Negatives: The negatives of both are that a lot of their jokes fall flat because I’m just not hip with ironic/casual racism and sexism. Some of the tones of the humor are cringeworthy and fall flat–the mockery of other cultures falls on the doing it for the sake of doing it side. Also I’m not keen on their representations of “real NYC” as being uber-not diverse and taking on a Let’s Gentrify aesthetic. But to each their own.
So both of them are problematic to me (in ways that may not be to you–or at all) and I acknowledge that. And if I decide to continue either series, it will be because I decide the benefits outweigh the negatives. While I haven’t gotten past half of season two of Broke Girls four seasons, I admit I’m lowkey upset that 23 was cancelled.
Don’t be Shamed for Liking what you Like
The mouth is yours so you can say what you want. The ears are yours and you can listen to what you want. The preferences are yours and you can prefer them all you want.
So often we fall into the trap of curtailing our tastes and preferences to match those of other groups and people.

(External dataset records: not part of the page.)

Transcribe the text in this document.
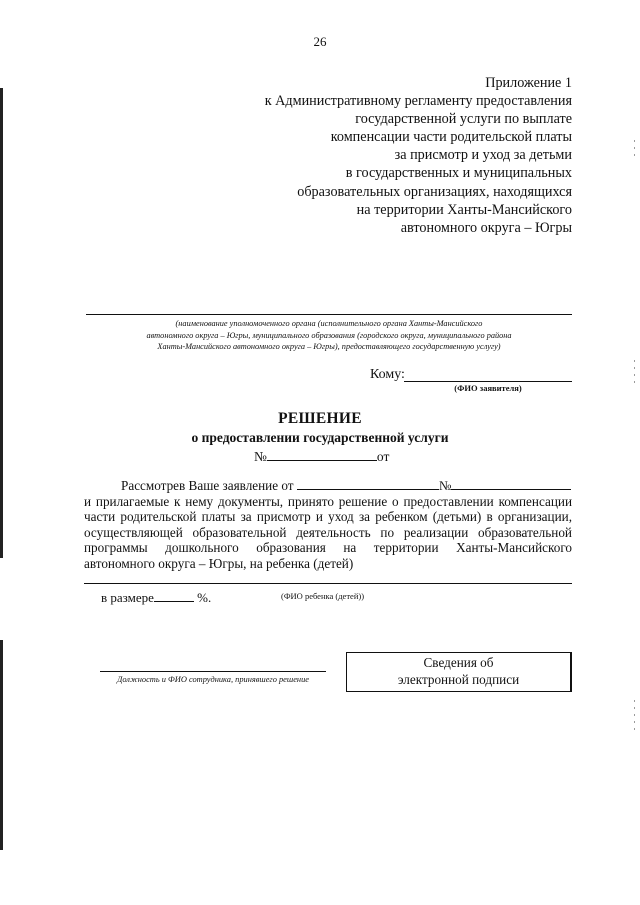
26
Приложение 1
к Административному регламенту предоставления
государственной услуги по выплате
компенсации части родительской платы
за присмотр и уход за детьми
в государственных и муниципальных
образовательных организациях, находящихся
на территории Ханты-Мансийского
автономного округа – Югры
(наименование уполномоченного органа (исполнительного органа Ханты-Мансийского
автономного округа – Югры, муниципального образования (городского округа, муниципального района
Ханты-Мансийского автономного округа – Югры), предоставляющего государственную услугу)
Кому:
(ФИО заявителя)
РЕШЕНИЕ
о предоставлении государственной услуги
№	от
Рассмотрев Ваше заявление от	№
и прилагаемые к нему документы, принято решение о предоставлении компенсации части родительской платы за присмотр и уход за ребенком (детьми) в организации, осуществляющей образовательной деятельность по реализации образовательной программы дошкольного образования на территории Ханты-Мансийского автономного округа – Югры, на ребенка (детей)
в размере	%.	(ФИО ребенка (детей))
Должность и ФИО сотрудника, принявшего решение
Сведения об
электронной подписи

As I said earlier, if you keep your values close to your heart and know that it’s perfectly fine to critique and evaluate the media you intake, engaging with problematic media is no big deal.
Someone who doesn’t agree with my point can argue that by watching it or recommending it, we give power to those who create and perpetuate the problematic aspects. That’s a valid argument. This is why it is important to analyze and evaluate the things we take into minds and share with others while simultaneously taking the action to call it out. For example: “Last episode of The Real Housewives of Atlanta was hilarious, but the way they portrayed the situation around so-and-so was NOT OK in the slightest.” Share your thoughts. Talk to others about it. Write a piece discussing what was wrong. Connect with others who share that opinion and, if you want to take it a step up, campaign to raise awareness of why so-and-so is a problem in media.
Someone can also argue that consuming any problematic media is problematic in and of itself because you perpetuate problematic forms of problematic thoughts and problematic behaviors in this, our problematic world. I think that’s a little extreme, but if it suits you and doesn’t hurt anyone else, do you boo. It’s extreme because we live in a media-saturated world and to disengage (barring a boycott), while it is certainly a noble choice on the part of the person, takes an immense amount of energy that not everyone possesses or has time to employ. You can choose not to watch something (as I discussed above, I no longer watch 2 Broke Girls despite having stopped mid-season), but I promise if you take that route with every piece of problematic media, you’ll have no media.
Stated simply: Your fave is problematic, and that’s OK.